Year 9 Science · Unit 1 · Lesson 7
Challenge Worksheet
Learning Goals
Find the mistake
A student wrote this explanation of the body's response to infection
"When a pathogen enters your body, the first line of defence includes phagocytes that immediately swallow the invader. If the pathogen gets past the first line, the second line responds with antibodies produced by B cells, which destroy the pathogen. Fever is a second-line response that directly kills bacteria by overheating them. Pus is made mostly of dead red blood cells that have rushed to the infection site to fight the pathogen. Once all pathogens are cleared, your immune system forgets the infection completely and responds from scratch next time."
1. This explanation contains four errors. Identify all four mistakes. List each one clearly.
2. Choose any two of the errors you identified and rewrite those sentences correctly. Use precise scientific language.
3. Explain why two of the four errors you found are easy mistakes to make. What aspect of how the immune system works makes these misconceptions understandable? Use scientific reasoning in your answer.

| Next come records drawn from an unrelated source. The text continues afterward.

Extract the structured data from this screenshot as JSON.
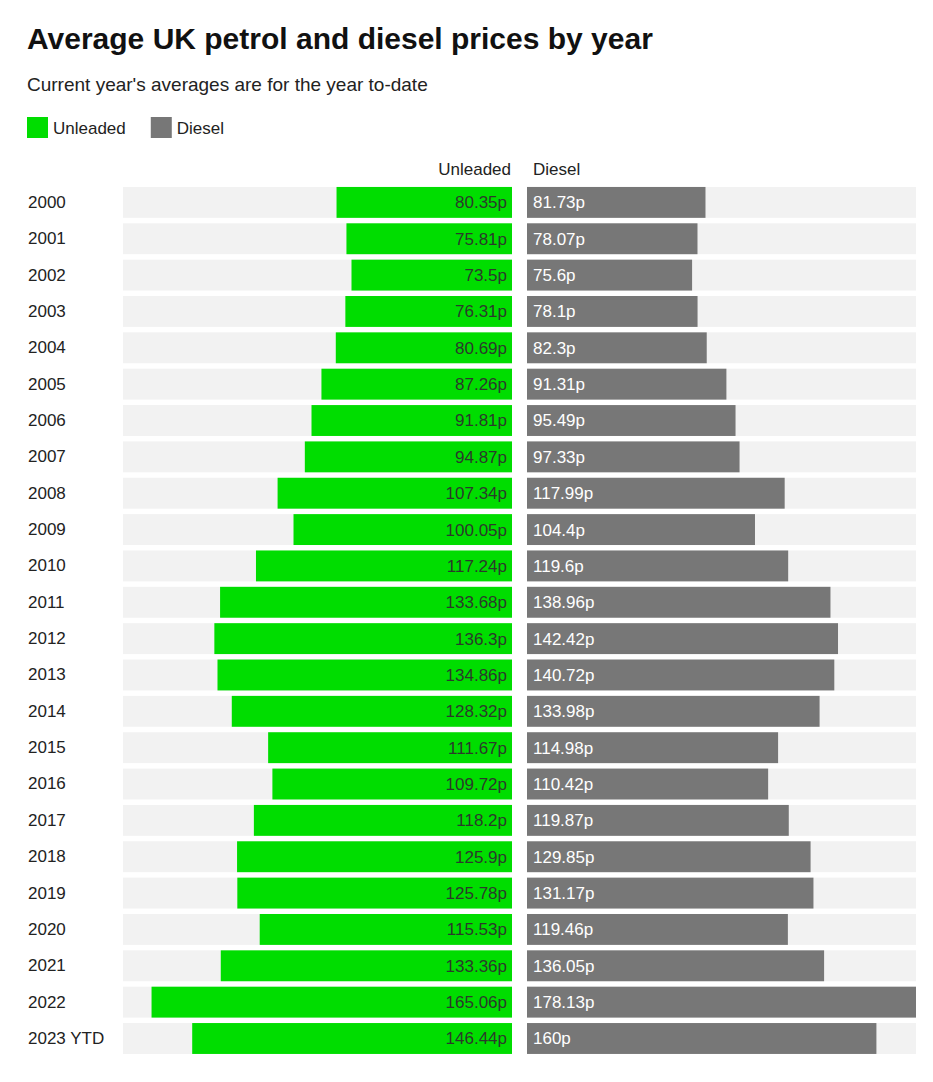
{
  "chart_data": {
    "type": "bar",
    "orientation": "horizontal",
    "title": "Average UK petrol and diesel prices by year",
    "subtitle": "Current year's averages are for the year to-date",
    "categories": [
      "2000",
      "2001",
      "2002",
      "2003",
      "2004",
      "2005",
      "2006",
      "2007",
      "2008",
      "2009",
      "2010",
      "2011",
      "2012",
      "2013",
      "2014",
      "2015",
      "2016",
      "2017",
      "2018",
      "2019",
      "2020",
      "2021",
      "2022",
      "2023 YTD"
    ],
    "series": [
      {
        "name": "Unleaded",
        "color": "#00dd00",
        "values": [
          80.35,
          75.81,
          73.5,
          76.31,
          80.69,
          87.26,
          91.81,
          94.87,
          107.34,
          100.05,
          117.24,
          133.68,
          136.3,
          134.86,
          128.32,
          111.67,
          109.72,
          118.2,
          125.9,
          125.78,
          115.53,
          133.36,
          165.06,
          146.44
        ],
        "value_labels": [
          "80.35p",
          "75.81p",
          "73.5p",
          "76.31p",
          "80.69p",
          "87.26p",
          "91.81p",
          "94.87p",
          "107.34p",
          "100.05p",
          "117.24p",
          "133.68p",
          "136.3p",
          "134.86p",
          "128.32p",
          "111.67p",
          "109.72p",
          "118.2p",
          "125.9p",
          "125.78p",
          "115.53p",
          "133.36p",
          "165.06p",
          "146.44p"
        ]
      },
      {
        "name": "Diesel",
        "color": "#777777",
        "values": [
          81.73,
          78.07,
          75.6,
          78.1,
          82.3,
          91.31,
          95.49,
          97.33,
          117.99,
          104.4,
          119.6,
          138.96,
          142.42,
          140.72,
          133.98,
          114.98,
          110.42,
          119.87,
          129.85,
          131.17,
          119.46,
          136.05,
          178.13,
          160
        ],
        "value_labels": [
          "81.73p",
          "78.07p",
          "75.6p",
          "78.1p",
          "82.3p",
          "91.31p",
          "95.49p",
          "97.33p",
          "117.99p",
          "104.4p",
          "119.6p",
          "138.96p",
          "142.42p",
          "140.72p",
          "133.98p",
          "114.98p",
          "110.42p",
          "119.87p",
          "129.85p",
          "131.17p",
          "119.46p",
          "136.05p",
          "178.13p",
          "160p"
        ]
      }
    ],
    "xlim": [
      0,
      178.13
    ],
    "data_labels": true,
    "legend": "top-left",
    "tick_labels": false
  }
}
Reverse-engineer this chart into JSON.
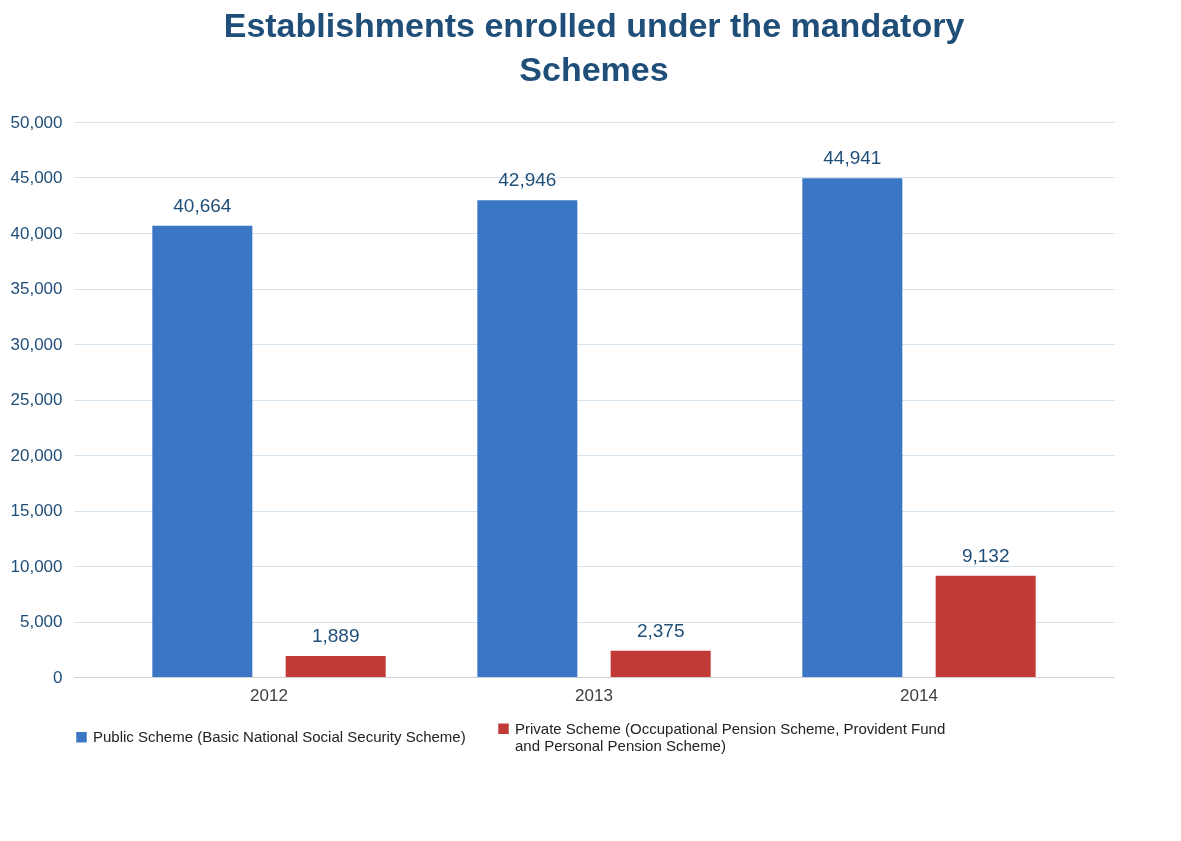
{
  "chart_data": {
    "type": "bar",
    "title": "Establishments enrolled under the mandatory Schemes",
    "categories": [
      "2012",
      "2013",
      "2014"
    ],
    "series": [
      {
        "name": "Public Scheme (Basic National Social Security Scheme)",
        "color": "#3b76c4",
        "values": [
          40664,
          42946,
          44941
        ],
        "value_labels": [
          "40,664",
          "42,946",
          "44,941"
        ]
      },
      {
        "name": "Private Scheme (Occupational Pension Scheme, Provident Fund and Personal Pension Scheme)",
        "color": "#c23a35",
        "values": [
          1889,
          2375,
          9132
        ],
        "value_labels": [
          "1,889",
          "2,375",
          "9,132"
        ]
      }
    ],
    "ylim": [
      0,
      50000
    ],
    "yticks": [
      0,
      {
        "value": 5000,
        "label": "5,000"
      },
      {
        "value": 10000,
        "label": "10,000"
      },
      {
        "value": 15000,
        "label": "15,000"
      },
      {
        "value": 20000,
        "label": "20,000"
      },
      {
        "value": 25000,
        "label": "25,000"
      },
      {
        "value": 30000,
        "label": "30,000"
      },
      {
        "value": 35000,
        "label": "35,000"
      },
      {
        "value": 40000,
        "label": "40,000"
      },
      {
        "value": 45000,
        "label": "45,000"
      },
      {
        "value": 50000,
        "label": "50,000"
      }
    ],
    "grid": "y",
    "legend": "bottom"
  }
}
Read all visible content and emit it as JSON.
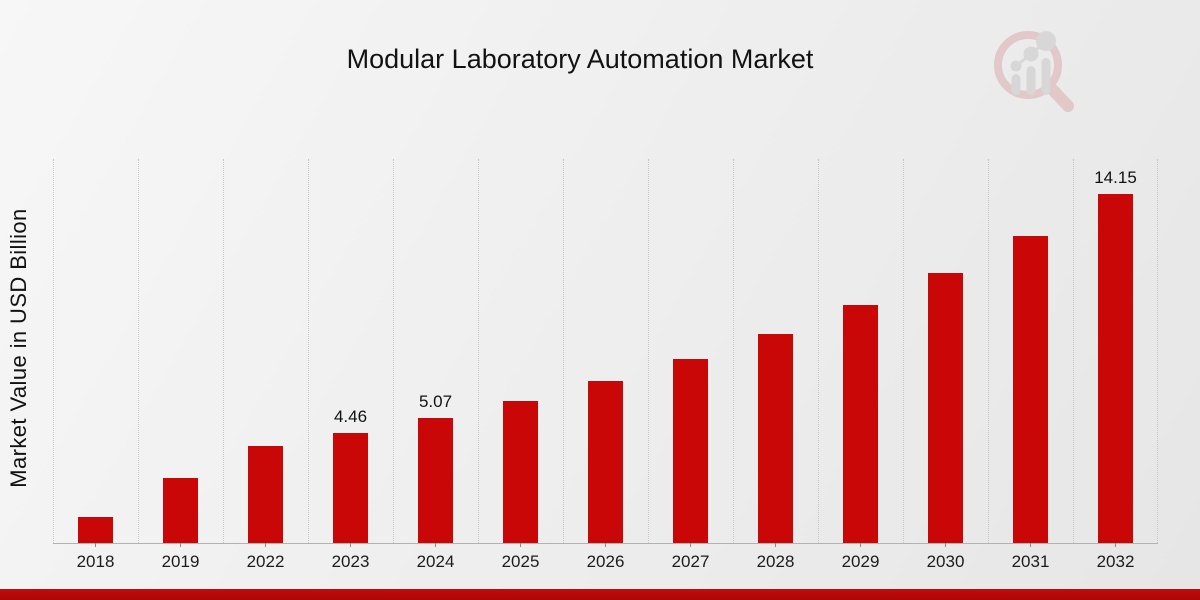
{
  "header": {
    "title": "Modular Laboratory Automation Market"
  },
  "y_axis": {
    "label": "Market Value in USD Billion"
  },
  "chart_data": {
    "type": "bar",
    "title": "Modular Laboratory Automation Market",
    "xlabel": "",
    "ylabel": "Market Value in USD Billion",
    "categories": [
      "2018",
      "2019",
      "2022",
      "2023",
      "2024",
      "2025",
      "2026",
      "2027",
      "2028",
      "2029",
      "2030",
      "2031",
      "2032"
    ],
    "values": [
      1.05,
      2.65,
      3.92,
      4.46,
      5.07,
      5.76,
      6.55,
      7.45,
      8.47,
      9.63,
      10.95,
      12.45,
      14.15
    ],
    "data_labels": {
      "2023": "4.46",
      "2024": "5.07",
      "2032": "14.15"
    },
    "ylim": [
      0,
      15.55
    ],
    "bar_color": "#c90707",
    "grid": "vertical-dotted-category-boundaries",
    "legend": "none",
    "y_ticks_shown": false
  },
  "footer": {
    "accent_color": "#b30808"
  },
  "branding": {
    "logo_icon": "bar-chart-magnifier-logo",
    "ring_color": "#d49090",
    "bars_color": "#b7b7bb"
  }
}
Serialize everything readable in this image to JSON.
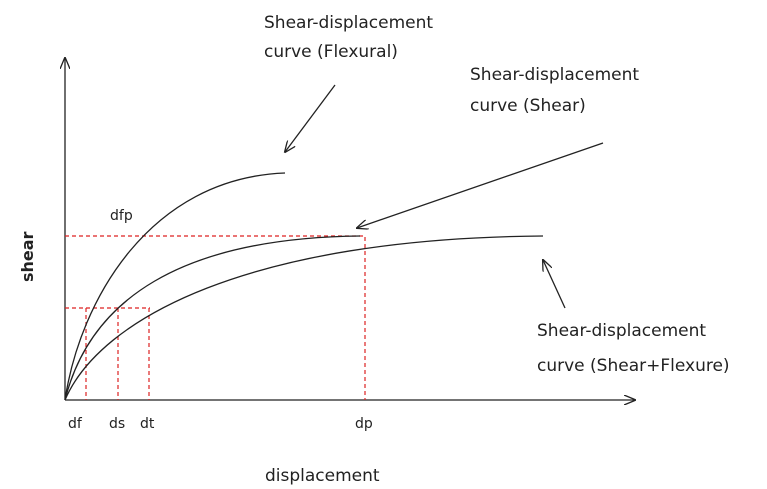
{
  "axes": {
    "y_label": "shear",
    "x_label": "displacement"
  },
  "points": {
    "df": "df",
    "ds": "ds",
    "dt": "dt",
    "dp": "dp",
    "dfp": "dfp"
  },
  "curves": [
    {
      "lines": [
        "Shear-displacement",
        "curve (Flexural)"
      ]
    },
    {
      "lines": [
        "Shear-displacement",
        "curve (Shear)"
      ]
    },
    {
      "lines": [
        "Shear-displacement",
        "curve (Shear+Flexure)"
      ]
    }
  ]
}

4. A healthy Year 9 student gets a splinter and develops a small abscess. Using the correct version of the immune response (not the student's flawed version), write a step-by-step account of what is happening from the moment the splinter pierces the skin until the abscess resolves. Include at least one first-line defence and at least three second-line responses (such as inflammation, phagocytosis by neutrophils and macrophages, fever, and complement).
Wrap Up
In one sentence, explain the key difference between what the first line and the second line of defence do when a pathogen enters the body.